There they laid for 20 minutes with shells exploding over their heads, and their stationary train in full view of the warships – a sitting duck.

Amazingly, at 8.52am when the three ships ceased firing and slipped back into the sea fret, the school train was unharmed.

“It slowly pulled into West Hartlepool station, passing the burning gasometer on the way,” wrote Mary. “We usually changed to an autocar to be taken to Henry Smith Grammar School in Old Hartlepool, but we left the train to be met by two of our schoolmasters.

“They had taken shelter in a café on the seafront and had had the roof blown off over their heads. They were half dressed and dirty, but at the time we were frightened and glad to see them. They showed us a shell hole in the station wall, and told us there were no trains running to take us home and no telegraphic communications.

“They said there was no use trying to get to school as it was being used as a temporary hospital.

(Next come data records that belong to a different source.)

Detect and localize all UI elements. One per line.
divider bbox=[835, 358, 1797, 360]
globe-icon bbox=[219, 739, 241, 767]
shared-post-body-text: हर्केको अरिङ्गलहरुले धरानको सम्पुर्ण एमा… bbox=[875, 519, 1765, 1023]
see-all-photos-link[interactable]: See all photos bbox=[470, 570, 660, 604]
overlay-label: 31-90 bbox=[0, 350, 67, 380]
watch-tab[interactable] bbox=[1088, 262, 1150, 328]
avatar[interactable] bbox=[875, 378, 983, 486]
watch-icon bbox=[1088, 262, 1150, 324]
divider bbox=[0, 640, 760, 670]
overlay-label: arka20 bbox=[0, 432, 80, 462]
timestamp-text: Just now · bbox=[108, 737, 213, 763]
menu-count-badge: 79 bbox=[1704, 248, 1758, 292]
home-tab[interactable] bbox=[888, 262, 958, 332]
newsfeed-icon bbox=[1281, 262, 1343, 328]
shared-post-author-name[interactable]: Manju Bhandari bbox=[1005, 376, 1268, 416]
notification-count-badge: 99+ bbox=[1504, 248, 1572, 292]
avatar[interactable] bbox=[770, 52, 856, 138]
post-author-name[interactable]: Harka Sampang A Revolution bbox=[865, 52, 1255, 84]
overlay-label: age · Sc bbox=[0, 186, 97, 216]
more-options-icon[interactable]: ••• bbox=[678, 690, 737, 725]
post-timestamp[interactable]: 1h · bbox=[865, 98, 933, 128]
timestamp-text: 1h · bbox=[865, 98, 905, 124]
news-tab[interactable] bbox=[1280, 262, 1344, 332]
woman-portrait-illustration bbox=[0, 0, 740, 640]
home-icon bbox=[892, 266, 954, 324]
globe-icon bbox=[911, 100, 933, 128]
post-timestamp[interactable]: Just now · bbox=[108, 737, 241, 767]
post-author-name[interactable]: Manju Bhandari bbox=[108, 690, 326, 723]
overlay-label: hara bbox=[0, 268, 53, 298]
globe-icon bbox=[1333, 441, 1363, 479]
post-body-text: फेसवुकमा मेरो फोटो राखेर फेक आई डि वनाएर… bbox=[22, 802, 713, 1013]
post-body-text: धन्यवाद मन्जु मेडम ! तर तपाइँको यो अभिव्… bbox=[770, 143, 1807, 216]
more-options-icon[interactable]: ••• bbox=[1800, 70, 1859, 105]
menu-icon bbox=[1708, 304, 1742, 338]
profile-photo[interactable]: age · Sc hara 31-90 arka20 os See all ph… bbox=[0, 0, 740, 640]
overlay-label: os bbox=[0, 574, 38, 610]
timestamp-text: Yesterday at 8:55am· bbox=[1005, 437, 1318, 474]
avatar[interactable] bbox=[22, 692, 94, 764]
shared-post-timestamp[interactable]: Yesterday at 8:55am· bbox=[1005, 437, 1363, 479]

They said that shells had fallen on our hockey field and killed our pet donkey, and a shell had hit the headmaster’s house, though he and his family were safe.

“Our beloved Latin mistress was killed as she got ready for school.

“Our masters advised us to walk home, and the long trek to the villages began. As we went, we saw devastation – shops with broken glass, damaged houses and people being taken on stretchers to ambulances.

“Late that afternoon, little struggling groups of children began to crawl back into their villages, hungry and footsore.

The older ones had carried the little ones on their backs, or two of them had made a chair with their hands to carry them.

“I was seen walking by a railway friend of my father who put me on the four o’clock train home. When I got there, I found my mother weeping – something I never forgot. Whether it was from joy or anxiety, I do not know.”

After the war, Mary’s father was promoted to stationmaster at Nunthorpe. She became a teacher, married a Methodist minister, the Reverend Andrew Thornton, and spent the last part of her life in Hartburn, near Stockton.

ALL three gasometers belonging to the Hartlepool Gas and Water Company were destroyed by the bombardment. This must have added insult to injury as the townspeople, sitting in the roofless rubble of their half-demolished houses, were left without light or heat for several days. It was a wet December.